Photography was part of the excitement, at a time when photographers were
struggling to be recognized as artists and in a place where the curator
had no acquisitions budget. Parker made up his job as he went along, organizing
shows on a moment's notice and building the collection, but his legacy
is astonishing. His activity in Pasadena took place a full decade before
the Getty and LACMA established photography departments.
"The Pasadena Art Museum is the main place hereabouts seriously responding
to a big change in our attitude to photography," former Times art
critic William Wilson wrote in 1971.
Parker, who now lives in Northern California and makes his living as an
artist, was stunned when he got a call from Simon curator Gloria Williams
Sander requesting his help with the museum's enormous photography project.
Now that he has written an essay for the catalog and renewed friendships
with some of the artists, he says the experience was a bit like getting
a gold watch 30 years after his job ended.
"It was easy," he says, recalling a freewheeling time when photographers
who had yet to gain fame and fortune cheerfully responded to his requests
for donations of their work. "I just picked up opportunities as they
came along.

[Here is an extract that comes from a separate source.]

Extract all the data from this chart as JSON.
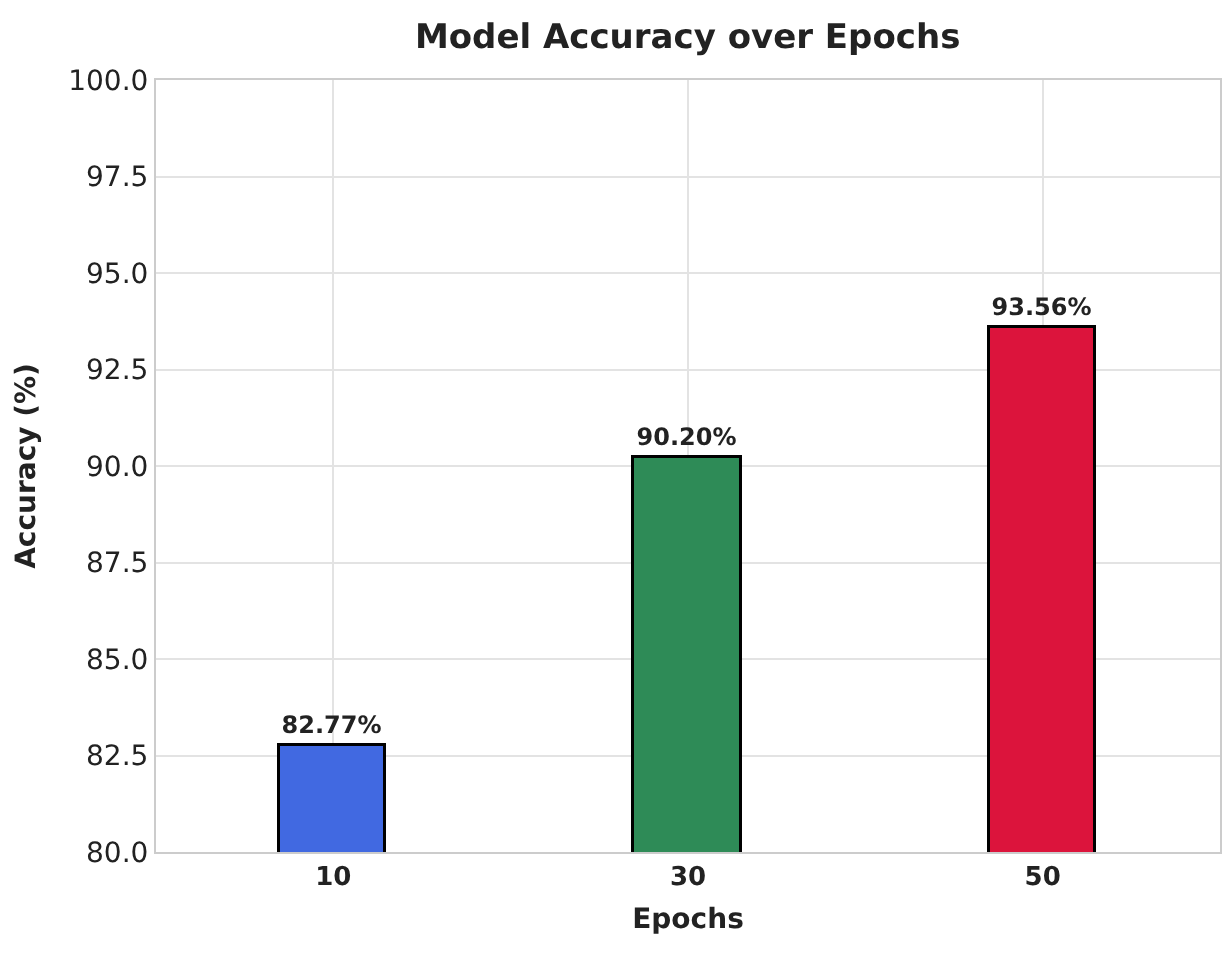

I was working in an atmosphere where I could do that. The
artists were eager to be asked. I don't think anybody said no, including
Ansel Adams and Diane Arbus."
The result is a holding with a few depths and a lot of breadth: 66 works
by Manuel Alvarez Bravo, 60 by Edward Weston, 33 by Minor White, 31 by
Frederick Sommer and one or more works each by about 120 other artists.

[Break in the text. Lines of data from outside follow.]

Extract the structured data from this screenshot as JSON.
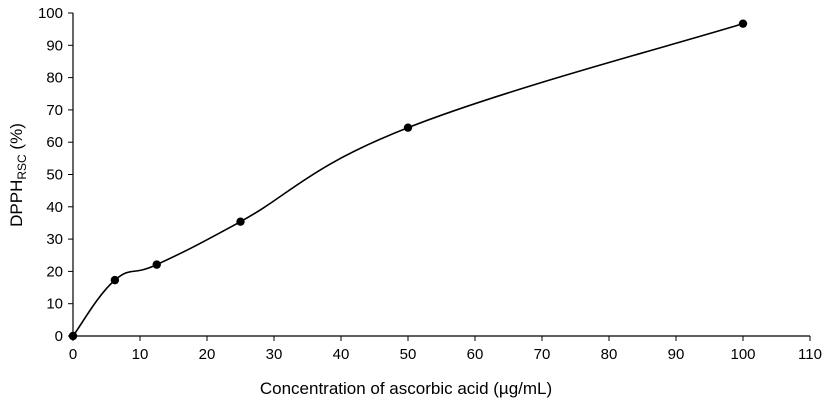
{
  "chart_data": {
    "type": "line",
    "title": "",
    "xlabel": "Concentration of  ascorbic acid (µg/mL)",
    "ylabel": {
      "base": "DPPH",
      "subscript": "RSC",
      "suffix": " (%)"
    },
    "xlim": [
      0,
      110
    ],
    "ylim": [
      0,
      100
    ],
    "xticks": [
      0,
      10,
      20,
      30,
      40,
      50,
      60,
      70,
      80,
      90,
      100,
      110
    ],
    "yticks": [
      0,
      10,
      20,
      30,
      40,
      50,
      60,
      70,
      80,
      90,
      100
    ],
    "grid": false,
    "legend": "none",
    "series": [
      {
        "x": [
          0,
          6.25,
          12.5,
          25,
          50,
          100
        ],
        "y": [
          0,
          17.3,
          22.1,
          35.4,
          64.5,
          96.7
        ],
        "color": "#000000",
        "marker": "circle",
        "smooth": true
      }
    ]
  }
}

There are classic images by André Kertész and Imogen Cunningham,
experimental pieces by Betty Hahn and Todd Walker and wacky baseball cards
featuring photography luminaries by Mike Mandel, augmented by a few more
recent donations.
Piece after piece in the catalog is described as "gift of the artist."

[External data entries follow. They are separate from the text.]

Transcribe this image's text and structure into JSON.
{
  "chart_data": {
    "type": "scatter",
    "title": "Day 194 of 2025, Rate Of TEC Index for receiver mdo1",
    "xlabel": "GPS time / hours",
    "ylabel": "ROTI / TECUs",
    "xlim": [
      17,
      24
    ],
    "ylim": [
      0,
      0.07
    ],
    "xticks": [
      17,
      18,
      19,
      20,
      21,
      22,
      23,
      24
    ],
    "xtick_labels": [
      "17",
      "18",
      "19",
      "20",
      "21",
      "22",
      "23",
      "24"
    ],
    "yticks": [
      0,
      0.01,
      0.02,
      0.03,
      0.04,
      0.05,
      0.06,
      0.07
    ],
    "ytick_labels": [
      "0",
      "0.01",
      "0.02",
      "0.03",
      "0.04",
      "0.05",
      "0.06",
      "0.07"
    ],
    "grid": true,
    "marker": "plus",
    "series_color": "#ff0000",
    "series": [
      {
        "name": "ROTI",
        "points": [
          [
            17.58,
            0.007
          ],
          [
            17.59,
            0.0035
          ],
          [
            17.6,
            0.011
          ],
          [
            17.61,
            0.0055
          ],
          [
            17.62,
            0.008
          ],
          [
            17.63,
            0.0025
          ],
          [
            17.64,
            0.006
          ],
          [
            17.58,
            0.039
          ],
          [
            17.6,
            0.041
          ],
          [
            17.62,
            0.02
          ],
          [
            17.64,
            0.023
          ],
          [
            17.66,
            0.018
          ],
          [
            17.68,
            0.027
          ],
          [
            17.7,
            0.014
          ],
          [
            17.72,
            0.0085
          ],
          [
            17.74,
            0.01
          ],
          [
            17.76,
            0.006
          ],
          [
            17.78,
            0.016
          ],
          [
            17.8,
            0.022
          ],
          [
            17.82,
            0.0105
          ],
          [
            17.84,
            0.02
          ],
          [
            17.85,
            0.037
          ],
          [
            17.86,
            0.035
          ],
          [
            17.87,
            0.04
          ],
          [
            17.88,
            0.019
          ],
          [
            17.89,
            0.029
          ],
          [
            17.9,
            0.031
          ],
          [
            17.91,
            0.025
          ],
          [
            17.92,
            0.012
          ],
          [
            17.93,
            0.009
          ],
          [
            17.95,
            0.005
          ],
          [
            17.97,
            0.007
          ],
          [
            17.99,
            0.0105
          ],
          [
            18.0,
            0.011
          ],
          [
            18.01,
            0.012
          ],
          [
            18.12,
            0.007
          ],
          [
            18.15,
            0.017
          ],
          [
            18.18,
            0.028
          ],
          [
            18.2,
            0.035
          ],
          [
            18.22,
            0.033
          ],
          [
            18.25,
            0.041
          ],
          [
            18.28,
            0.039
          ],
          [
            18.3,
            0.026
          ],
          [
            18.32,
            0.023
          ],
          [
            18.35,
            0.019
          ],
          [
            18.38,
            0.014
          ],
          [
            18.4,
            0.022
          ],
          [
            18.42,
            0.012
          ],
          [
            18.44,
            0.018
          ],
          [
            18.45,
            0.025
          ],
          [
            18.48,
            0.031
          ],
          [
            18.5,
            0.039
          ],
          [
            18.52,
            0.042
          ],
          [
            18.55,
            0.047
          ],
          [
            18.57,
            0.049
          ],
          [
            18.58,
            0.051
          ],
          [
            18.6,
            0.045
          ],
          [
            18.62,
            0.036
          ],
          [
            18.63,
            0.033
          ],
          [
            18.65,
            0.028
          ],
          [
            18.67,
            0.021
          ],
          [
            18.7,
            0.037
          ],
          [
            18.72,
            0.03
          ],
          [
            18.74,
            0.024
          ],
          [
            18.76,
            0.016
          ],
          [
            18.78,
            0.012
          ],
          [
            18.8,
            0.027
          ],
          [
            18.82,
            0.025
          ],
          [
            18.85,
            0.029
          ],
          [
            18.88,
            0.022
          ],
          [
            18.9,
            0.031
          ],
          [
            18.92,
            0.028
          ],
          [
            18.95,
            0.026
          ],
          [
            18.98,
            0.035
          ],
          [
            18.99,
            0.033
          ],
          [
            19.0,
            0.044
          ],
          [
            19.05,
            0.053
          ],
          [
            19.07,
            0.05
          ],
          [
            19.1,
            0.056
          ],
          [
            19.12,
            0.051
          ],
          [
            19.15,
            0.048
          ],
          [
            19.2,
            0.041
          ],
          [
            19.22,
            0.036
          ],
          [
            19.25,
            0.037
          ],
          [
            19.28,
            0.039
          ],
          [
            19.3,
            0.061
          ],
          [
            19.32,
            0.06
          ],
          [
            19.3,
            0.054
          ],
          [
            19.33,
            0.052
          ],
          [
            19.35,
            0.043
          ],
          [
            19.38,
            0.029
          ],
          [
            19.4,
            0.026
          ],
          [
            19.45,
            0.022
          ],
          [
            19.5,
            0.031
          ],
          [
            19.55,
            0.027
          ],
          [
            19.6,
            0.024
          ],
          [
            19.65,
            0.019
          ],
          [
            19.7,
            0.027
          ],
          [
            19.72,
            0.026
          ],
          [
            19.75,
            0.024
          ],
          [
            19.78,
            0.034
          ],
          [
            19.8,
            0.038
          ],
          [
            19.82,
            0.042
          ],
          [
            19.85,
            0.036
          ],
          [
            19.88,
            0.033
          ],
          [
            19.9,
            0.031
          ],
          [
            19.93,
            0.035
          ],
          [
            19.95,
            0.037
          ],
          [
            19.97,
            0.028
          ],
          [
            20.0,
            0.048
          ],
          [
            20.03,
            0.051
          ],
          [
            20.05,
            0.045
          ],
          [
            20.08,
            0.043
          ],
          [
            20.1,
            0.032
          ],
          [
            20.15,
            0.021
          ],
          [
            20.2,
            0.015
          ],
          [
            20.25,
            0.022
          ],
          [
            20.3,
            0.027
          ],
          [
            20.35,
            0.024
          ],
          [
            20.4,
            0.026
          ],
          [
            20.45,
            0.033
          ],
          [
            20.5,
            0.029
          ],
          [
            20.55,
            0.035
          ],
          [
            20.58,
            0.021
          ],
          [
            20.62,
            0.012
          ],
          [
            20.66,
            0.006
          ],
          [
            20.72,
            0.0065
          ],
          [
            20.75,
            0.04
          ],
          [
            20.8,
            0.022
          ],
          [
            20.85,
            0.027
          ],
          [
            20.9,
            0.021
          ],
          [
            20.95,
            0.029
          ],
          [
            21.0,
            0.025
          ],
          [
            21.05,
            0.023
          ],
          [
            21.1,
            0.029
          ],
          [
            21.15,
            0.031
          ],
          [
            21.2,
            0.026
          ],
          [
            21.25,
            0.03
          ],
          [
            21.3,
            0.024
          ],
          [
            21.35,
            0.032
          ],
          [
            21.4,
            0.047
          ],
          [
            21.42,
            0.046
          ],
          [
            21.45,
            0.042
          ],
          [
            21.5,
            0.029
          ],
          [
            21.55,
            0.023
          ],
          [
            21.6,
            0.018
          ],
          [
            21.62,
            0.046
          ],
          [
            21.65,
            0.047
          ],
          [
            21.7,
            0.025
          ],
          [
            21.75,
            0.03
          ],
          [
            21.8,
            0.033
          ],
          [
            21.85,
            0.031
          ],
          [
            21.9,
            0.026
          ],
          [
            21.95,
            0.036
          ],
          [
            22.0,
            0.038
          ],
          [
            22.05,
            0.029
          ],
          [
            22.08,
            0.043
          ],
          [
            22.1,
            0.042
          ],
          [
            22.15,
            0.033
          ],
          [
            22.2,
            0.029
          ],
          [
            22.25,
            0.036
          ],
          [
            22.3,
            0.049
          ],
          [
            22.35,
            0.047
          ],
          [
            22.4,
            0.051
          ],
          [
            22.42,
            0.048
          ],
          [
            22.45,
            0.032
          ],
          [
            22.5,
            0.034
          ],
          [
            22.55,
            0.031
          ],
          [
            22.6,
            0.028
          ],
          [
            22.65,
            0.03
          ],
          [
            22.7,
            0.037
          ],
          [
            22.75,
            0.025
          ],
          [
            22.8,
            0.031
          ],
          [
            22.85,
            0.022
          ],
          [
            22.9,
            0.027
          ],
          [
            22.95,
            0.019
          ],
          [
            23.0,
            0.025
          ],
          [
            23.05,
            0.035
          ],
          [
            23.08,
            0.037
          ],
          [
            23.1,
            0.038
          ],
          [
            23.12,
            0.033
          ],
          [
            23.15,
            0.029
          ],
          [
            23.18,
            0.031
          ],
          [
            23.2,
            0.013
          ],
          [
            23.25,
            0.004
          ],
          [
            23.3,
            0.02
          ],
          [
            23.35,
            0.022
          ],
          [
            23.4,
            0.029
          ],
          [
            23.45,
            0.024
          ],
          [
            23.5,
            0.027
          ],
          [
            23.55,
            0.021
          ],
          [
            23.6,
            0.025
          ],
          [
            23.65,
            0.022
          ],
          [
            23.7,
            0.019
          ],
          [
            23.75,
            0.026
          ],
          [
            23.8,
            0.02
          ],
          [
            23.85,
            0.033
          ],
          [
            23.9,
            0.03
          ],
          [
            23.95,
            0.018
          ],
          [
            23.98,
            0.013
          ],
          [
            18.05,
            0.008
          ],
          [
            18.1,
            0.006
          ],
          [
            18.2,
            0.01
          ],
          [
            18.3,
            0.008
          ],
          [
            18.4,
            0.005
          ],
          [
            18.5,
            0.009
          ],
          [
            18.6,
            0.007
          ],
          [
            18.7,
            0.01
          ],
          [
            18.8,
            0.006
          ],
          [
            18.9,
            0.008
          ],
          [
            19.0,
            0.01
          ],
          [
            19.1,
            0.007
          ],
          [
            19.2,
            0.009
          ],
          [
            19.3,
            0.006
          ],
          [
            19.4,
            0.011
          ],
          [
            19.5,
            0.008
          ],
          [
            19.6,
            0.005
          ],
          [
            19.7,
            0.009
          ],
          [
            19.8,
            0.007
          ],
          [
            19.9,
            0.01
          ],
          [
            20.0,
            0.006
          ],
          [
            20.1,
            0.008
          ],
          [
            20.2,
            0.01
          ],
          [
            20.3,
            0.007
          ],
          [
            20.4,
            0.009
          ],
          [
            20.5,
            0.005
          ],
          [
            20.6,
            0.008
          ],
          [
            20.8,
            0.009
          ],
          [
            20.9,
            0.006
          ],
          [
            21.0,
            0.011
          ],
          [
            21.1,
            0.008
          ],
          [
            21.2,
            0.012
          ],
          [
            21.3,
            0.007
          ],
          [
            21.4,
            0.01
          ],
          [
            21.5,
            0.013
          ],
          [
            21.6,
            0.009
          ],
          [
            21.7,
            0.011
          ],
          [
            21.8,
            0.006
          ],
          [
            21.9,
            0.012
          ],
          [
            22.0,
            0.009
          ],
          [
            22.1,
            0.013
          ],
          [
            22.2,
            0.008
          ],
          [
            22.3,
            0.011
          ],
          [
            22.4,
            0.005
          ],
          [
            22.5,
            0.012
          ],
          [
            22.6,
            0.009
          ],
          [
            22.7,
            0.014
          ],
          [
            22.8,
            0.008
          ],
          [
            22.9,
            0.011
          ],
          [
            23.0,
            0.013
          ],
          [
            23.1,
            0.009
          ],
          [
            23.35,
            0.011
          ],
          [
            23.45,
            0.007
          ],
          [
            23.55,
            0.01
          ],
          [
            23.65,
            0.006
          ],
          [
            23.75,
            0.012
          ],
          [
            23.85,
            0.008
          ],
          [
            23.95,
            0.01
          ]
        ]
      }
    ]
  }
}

Most of the others, including the Alvarez Bravos, were funded by Shirley
C. Burden, a filmmaker, photographer and photo essayist who used much
of his inheritance to support photography. For what Parker regards as
his "most memorable and rewarding project for the Pasadena Art Museum,"
in 1971, the curator went to Mexico, met with the artist and organized
a major exhibition of his work that traveled to MoMA in New York and the
George Eastman House in Rochester, N.Y. Burden paid for the catalog and
purchased all the exhibited prints for the Pasadena museum's collection.
Sander, who specializes in paintings and describes herself as a novice
in photography, says she became intrigued with the collection of photographs
when she began to examine it a few years ago. She was familiar with the
large sets of works by single artists, which have been shown at the museum
over the years, but not with most of the other material. The more she
looked at it, the more questions emerged. When she noticed that most of
the accession dates fell within a short period, she began to see an important
exhibition in the making.
As the project evolved, the catalog became part of the museum's ongoing
effort to publish its entire collection, composed of works acquired by
Simon, the Pasadena Art Museum's art holdings and the Galka Scheyer collection,
a trove of modern art entrusted to PAM. The Simon has published several
extensive catalogs in the last few years; others are in the works.
"The Collectible Moment" may be seen as a time capsule, but
the catalog presents a collection that is much more, Sander says. In her
view, it's full of works that will be continually reviewed and reinterpreted
by new generations of curators, scholars and museum visitors.